Their study is based on the assumption that distant civilization will use radio signals to transmit messages, which travel at around 186,000 miles, per second.
While this may sound fast, in cosmic terms, it is extremely slow.
Our galaxy alone spans 100,000 light years across. Although humans have been sending radio waves for 80 years, they will have only travelled a maximum of 0.001 per cent of the galaxy in that time.
Making contact is particularly unlikely when you consider that any civilisation is unlikely to be able to survive for more than 100,000 years, researchers say.
‘If the civilisation emitted from the other side of the galaxy, when the signal arrives here, the civilisation will already be gone,’ Dr Claudio Grimaldi, the lead researcher from the École Polytechnique Fédérale de Lausanne told Science News.
The study, currently available on the pre-publication site arXiv, looks at the Drake equation, first coined by astrophysicist and astronomer Frank Drake in 1961.
Taking into account seven variables, this is model that estimates the number of planets in our galaxy that could be home to alien life.
It takes into account factors like the rate of star formation, the amount of stars that could form planetary systems, the number potentially habitable planets in those systems.
‘We develop a simple model of the galaxy that includes both the birthrate and detectable lifetime of civilisations to compute the possibility of a SETI detection at the Earth’, researchers wrote in the unpublished paper.
‘The transmissions arriving at Earth may come from distant civilisations long extinct, while civilisations still alive are sending signals yet to arrive’.
Researchers at SETI (Search for Extraterrestrial Intelligence Institute) are currently working on a world-wide network of specialised cameras, allowing scientists to detect alien signals shorter than a millisecond.
In 2016, Professor Cox said we’re unlikely to discover an alien civilisation in any case.
This is because civilisations inevitably self-destruct.
According to The Sunday Times, Professor Cox’s suggestion is that the rate of advances in science and engineering in any type of alien civilisation may outstrip the development of political institutions able to manage them.
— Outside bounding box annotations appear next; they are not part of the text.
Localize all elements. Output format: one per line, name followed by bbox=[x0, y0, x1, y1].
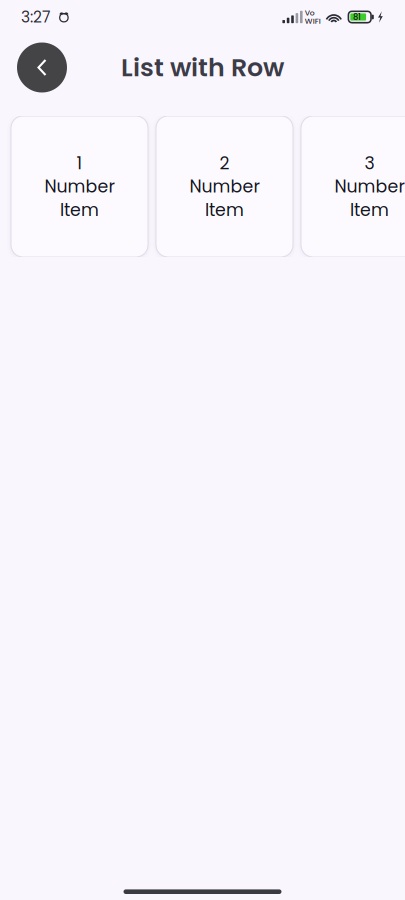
staticText: List with Row bbox=[121, 50, 284, 85]
staticText: WiFi bbox=[305, 16, 321, 27]
button[interactable]: Back bbox=[17, 42, 67, 92]
staticText: Item bbox=[350, 198, 389, 222]
staticText: Number bbox=[44, 174, 114, 199]
staticText: 3 bbox=[364, 151, 374, 175]
staticText: 81 bbox=[353, 11, 361, 23]
staticText: Number bbox=[190, 174, 260, 199]
staticText: Item bbox=[205, 198, 244, 222]
staticText: Number bbox=[334, 174, 404, 199]
staticText: 3:27 bbox=[21, 6, 50, 28]
staticText: 2 bbox=[220, 151, 230, 175]
button[interactable]: 3 bbox=[301, 116, 405, 257]
staticText: Vo bbox=[305, 7, 315, 18]
staticText: 1 bbox=[76, 151, 82, 175]
staticText: Item bbox=[60, 198, 99, 222]
button[interactable]: 2 bbox=[156, 116, 293, 257]
button[interactable]: 1 bbox=[11, 116, 148, 257]
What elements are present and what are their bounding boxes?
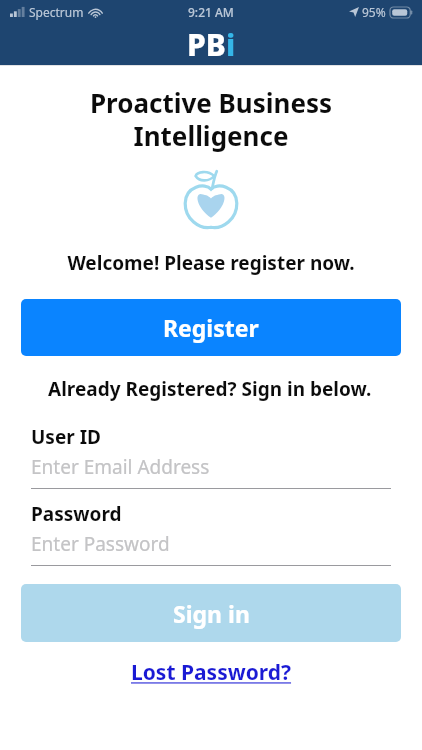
staticText: Lost Password? <box>131 658 292 687</box>
staticText: PB <box>187 24 226 65</box>
button[interactable]: Register <box>21 299 401 356</box>
staticText: Password <box>31 501 122 527</box>
staticText: 95% <box>362 4 386 20</box>
button[interactable]: Sign in <box>21 584 401 642</box>
staticText: 9:21 AM <box>188 4 234 20</box>
staticText: Welcome! Please register now. <box>12 250 410 276</box>
staticText: Proactive Business Intelligence <box>16 85 406 154</box>
staticText: i <box>226 24 236 65</box>
staticText: Sign in <box>173 598 250 629</box>
staticText: Enter Email Address <box>31 454 210 480</box>
staticText: User ID <box>31 424 101 450</box>
other: Health logo <box>182 169 240 230</box>
staticText: Spectrum <box>29 4 84 20</box>
button[interactable]: Enter Email Address <box>31 454 391 488</box>
staticText: Enter Password <box>31 531 170 557</box>
button[interactable]: Lost Password? <box>125 656 298 689</box>
staticText: Register <box>163 312 259 343</box>
button[interactable]: PB <box>183 24 240 65</box>
button[interactable]: Enter Password <box>31 531 391 565</box>
staticText: Already Registered? Sign in below. <box>48 376 374 402</box>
So technology that allows the generation of power but produces greenhouse gases, or nuclear weapons, may destroy civilisations within a few thousand years of being developed, which could threaten ours too.
The problem was first posed by physicist Enrico Fermi in 1950 who claimed any life form with rocket technology could colonise the galaxy in a few million years, so why wasn’t there any evidence already?
Professor Cox said: ‘One solution to the Fermi paradox is that it is not possible to run a world that has the power to destroy itself and that needs global collaborative solutions to prevent that.
‘It may be that the growth of science and engineering inevitably outstrips the development of political expertise, leading to disaster.’